The cluster is using InfiniBand (IB) on the private cluster network to interconnect the login/head node, compute nodes, and storage. This fabric carries high‑throughput, low‑latency traffic for MPI and I/O (including NFS). Public access (SSH, web) stays on Ethernet; internal data paths run over InfiniBand.

What is InfiniBand?

InfiniBand is a high‑speed, switched interconnect designed for HPC. It provides: - Very low latency messaging (single‑digit microseconds) - High bandwidth links (e.g., theoreticaly 56 Gb/s on this cluster fabric) - RDMA (Remote Direct Memory Access) and verbs offload, reducing CPU overhead - IP over InfiniBand (IPoIB) to move standard TCP/UDP/NFS traffic across the IB fabric

Why it beats 10 Gb Ethernet for HPC workloads

Aspect 10 Gb Ethernet (real speed) 56 Gb InfiniBand (real speed of Mellanox Card v.4) Impact
Link bandwidth ~10 Gb/s (<3 GB/s) 56 Gb/s (≈29.5 GB/s) Much higher sustained throughput
One‑way latency (TCP) ~5–50 µs ~1–2 µs (verbs/RDMA) Faster MPI collectives & syncs
CPU overhead Higher (kernel TCP stack) Lower (RDMA offload) More CPU left for the app
Congestion control Generic HPC‑tuned (DC/QoS options) Smoother multi‑node scaling

NFS over InfiniBand

  • NFS traffic rides the IB fabric (via IPoIB) even with standard TCP mounts; this isolates I/O from the public LAN.
  • With NFS‑RDMA, NFS uses RDMA instead of TCP: lower CPU, lower latency, and better small‑I/O performance.
  • Admins mount shared filesystems cluster‑wide; users don’t need to mount manually. You can verify mode with:
nfsstat -m        # look for 'proto=rdma' if NFS-RDMA is enabled

MPI & node interconnect

  • MPI benefits from IB’s low latency and high message rate, improving scaling on multi‑node jobs.
  • Launch MPI ranks with srun as usual; Slurm sets up PMI/PMIx over the IB fabric automatically.
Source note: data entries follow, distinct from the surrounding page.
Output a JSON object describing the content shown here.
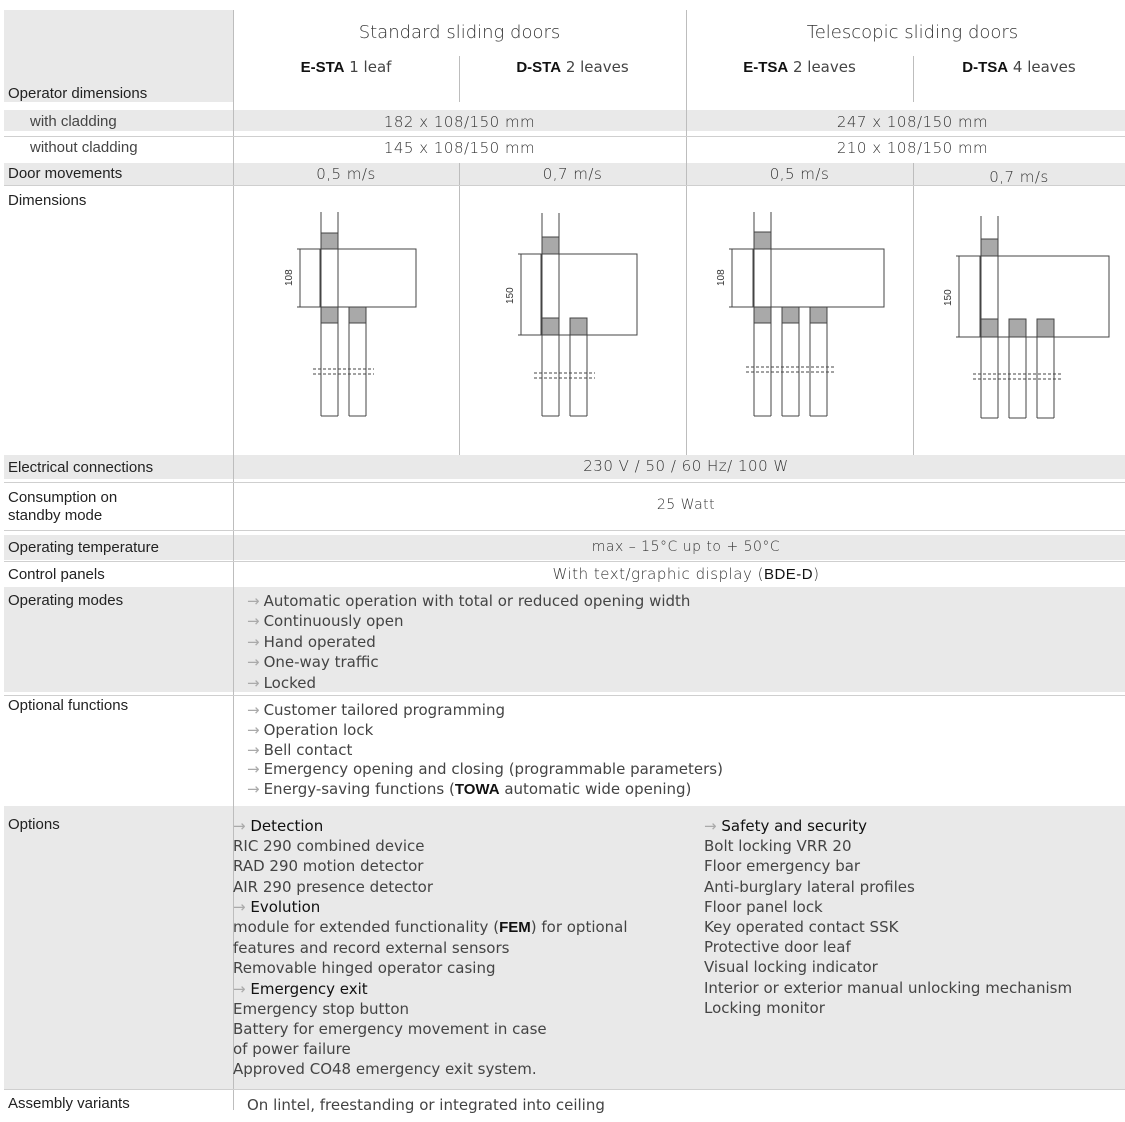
{
  "header": {
    "group_standard": "Standard sliding doors",
    "group_telescopic": "Telescopic sliding doors",
    "models": [
      {
        "code": "E-STA",
        "desc": "1 leaf"
      },
      {
        "code": "D-STA",
        "desc": "2 leaves"
      },
      {
        "code": "E-TSA",
        "desc": "2 leaves"
      },
      {
        "code": "D-TSA",
        "desc": "4 leaves"
      }
    ]
  },
  "rows": {
    "operator_dimensions": "Operator dimensions",
    "with_cladding": {
      "label": "with cladding",
      "standard": "182 x 108/150 mm",
      "telescopic": "247 x 108/150 mm"
    },
    "without_cladding": {
      "label": "without cladding",
      "standard": "145 x 108/150 mm",
      "telescopic": "210 x 108/150 mm"
    },
    "door_movements": {
      "label": "Door movements",
      "values": [
        "0,5 m/s",
        "0,7 m/s",
        "0,5 m/s",
        "0,7 m/s"
      ]
    },
    "dimensions": {
      "label": "Dimensions",
      "heights": [
        "108",
        "150",
        "108",
        "150"
      ]
    },
    "electrical": {
      "label": "Electrical connections",
      "value": "230 V / 50 / 60 Hz/ 100 W"
    },
    "consumption": {
      "label_1": "Consumption on",
      "label_2": "standby mode",
      "value": "25 Watt"
    },
    "temperature": {
      "label": "Operating temperature",
      "value": "max – 15°C up to + 50°C"
    },
    "control_panels": {
      "label": "Control panels",
      "value_pre": "With text/graphic display (",
      "value_bold": "BDE-D",
      "value_post": ")"
    },
    "operating_modes": {
      "label": "Operating modes",
      "items": [
        "Automatic operation with total or reduced opening width",
        "Continuously open",
        "Hand operated",
        "One-way traffic",
        "Locked"
      ]
    },
    "optional_functions": {
      "label": "Optional functions",
      "items": [
        "Customer tailored programming",
        "Operation lock",
        "Bell contact",
        "Emergency opening and closing (programmable parameters)"
      ],
      "last_pre": "Energy-saving functions (",
      "last_bold": "TOWA",
      "last_post": " automatic wide opening)"
    },
    "options": {
      "label": "Options",
      "detection_title": "Detection",
      "detection_items": [
        "RIC 290 combined device",
        "RAD 290 motion detector",
        "AIR 290 presence detector"
      ],
      "evolution_title": "Evolution",
      "evolution_pre": "module for extended functionality (",
      "evolution_bold": "FEM",
      "evolution_post": ") for optional",
      "evolution_line2": "features and record external sensors",
      "evolution_line3": "Removable hinged operator casing",
      "exit_title": "Emergency exit",
      "exit_items": [
        "Emergency stop button",
        "Battery for emergency movement in case",
        "of power failure",
        "Approved CO48 emergency exit system."
      ],
      "safety_title": "Safety and security",
      "safety_items": [
        "Bolt locking VRR 20",
        "Floor emergency bar",
        "Anti-burglary lateral profiles",
        "Floor panel lock",
        "Key operated contact SSK",
        "Protective door leaf",
        "Visual locking indicator",
        "Interior or exterior manual unlocking mechanism",
        "Locking monitor"
      ]
    },
    "assembly": {
      "label": "Assembly variants",
      "value": "On lintel, freestanding or integrated into ceiling"
    }
  },
  "arrow": "→",
  "colors": {
    "cell_bg": "#e9e9e9",
    "divider": "#bdbdbd",
    "diagram_fill": "#a9a9a9"
  }
}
How to check InfiniBand status?

# IPoIB interface name on slurm login node is ibp1s0
ip -d link show ibp1s0        # for the fast speed must be 'state UP', 
                              # 'mode connected' and 'mtu 65520'

# Mellanox IB card info
ibstat                        # HCA and port state (ACTIVE), link speed/width

Practical guidance

  • I/O‑intensive workflows (e.g., alignment to large references, GROMACS trajectories) benefit from the IB‑connected storage path.
  • Small‑file storms will kill performance anywhere. Batch small outputs or use formats that bundle (e.g., tar/zip, database‑like stores).
  • MPI jobs: use sbatch sctipt with mpiruninside the script and exactly match threads to cores to avoid oversubscription.